Maka dari itu, kalkulasi politik, baik saat ini ataupun menjelang Pemilu 2004, memang mengatakan, Megawati sangat berkepentingan terhadap ketiga partai ini---baik untuk menjadi kuat ataupun menjadi lemah. Jika partai-partai ini menjadi kuat, maka pada Pemilu 2004, PDIP akan mendapat saingan kuat dan akan menyulitkan PDIP serta Megawati.
Bagaimana Megawati menyikapi konflik ini? Banyak pilihan strategis yang bisa dilakukan. Namun, apapun langkah politik yang akan dimainkan oleh Ketua Umum PDIP ini, maka yang paling penting diingat adalah membuka buku sejarah tentang tumbangnya Presiden Gus Dur.
Disamping partai-partai, satu hal yang tidak bisa dilupakan oleh PDIP dan Megawati, yakni TNI dan Polri. Megawati harus menghitung apakah langkahnya mengganti Kapolri Bimantoro dengan Da’i Bachtiar tidak meninggalkan luka? Tentu juga langkah mendatang untuk mengganti tiga Kepala Staf Angkatan plus Panglima TNI. Dari kesemua moment politik diatas, bila Megawati tak pandai memainkan tongkat orkestranya, maka daftar orang yang kecewa akan kian bertambah.

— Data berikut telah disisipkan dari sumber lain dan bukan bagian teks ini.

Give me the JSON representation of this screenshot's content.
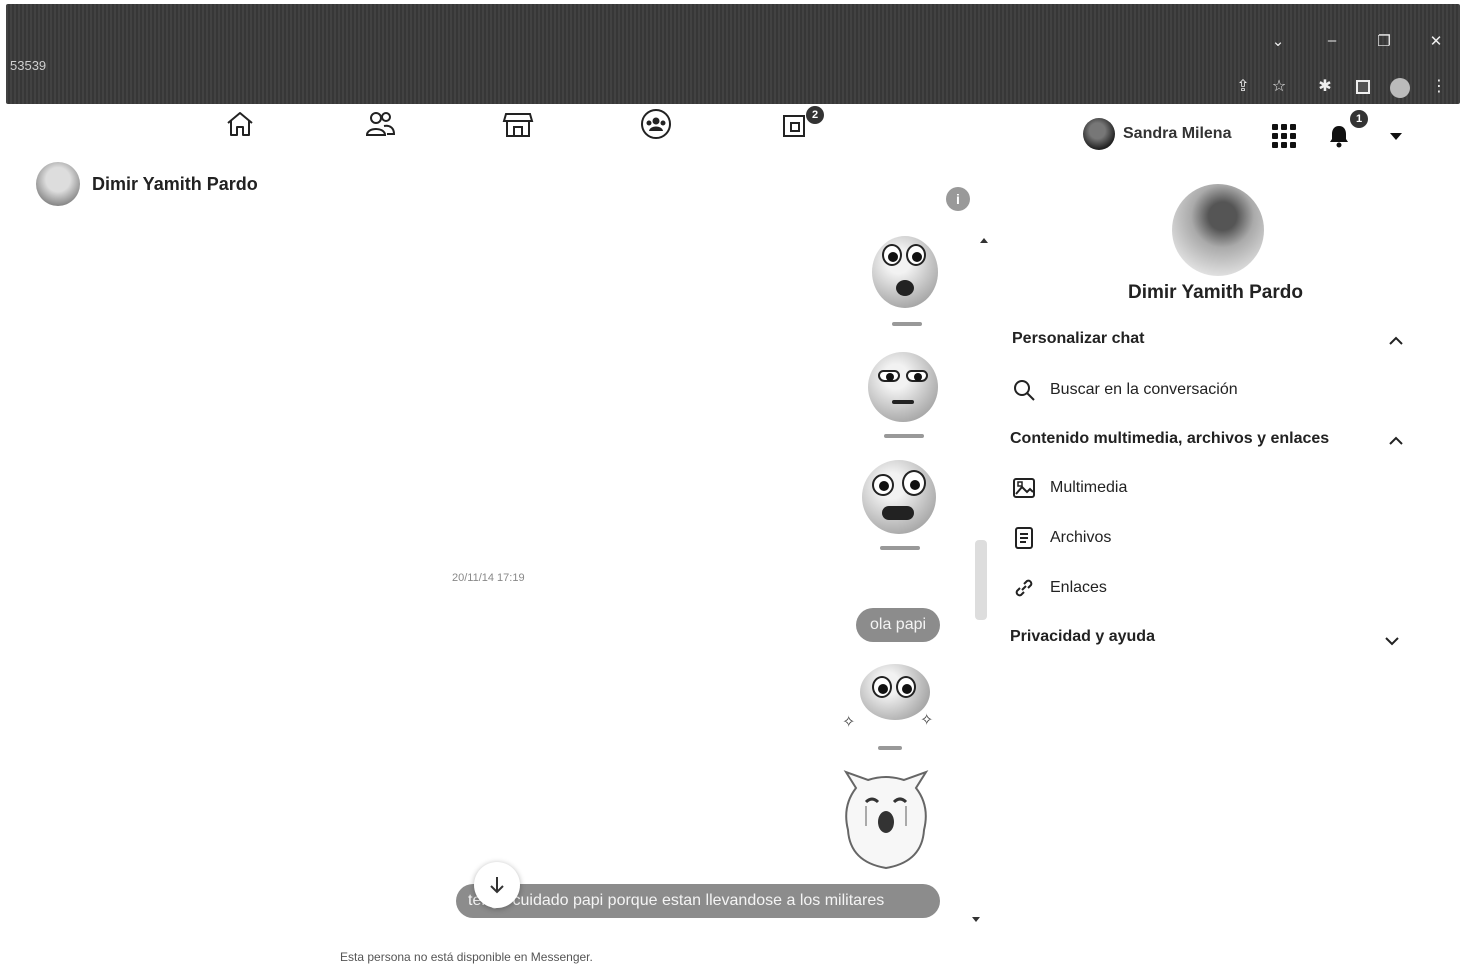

Disisi lain, grand strategy politik partai-partai sejak kini sudah disiapkan. Tentu dengan target untuk meraih suara sebanyak-banyaknya dalam pesta demokrasi 2004. Kenapa? Inilah pintu masuk untuk merengkuh kekuasaan. Artinya, pada konteks konflik yang terjadi di partai-partai saat ini, Megawati Soekarnoputri dan PDIPnya harus bermain secara cantik dan elegan. Sebab, bermain atau tidak, tetap saja para politisi akan mengatakan bahwa PDIP turut bermain dalam konflik di dalam tubuh partai mereka. Setidaknya, naluri politik akan tetap mengatakannya demikian. Indahkah irama gendang yang akan terdengar?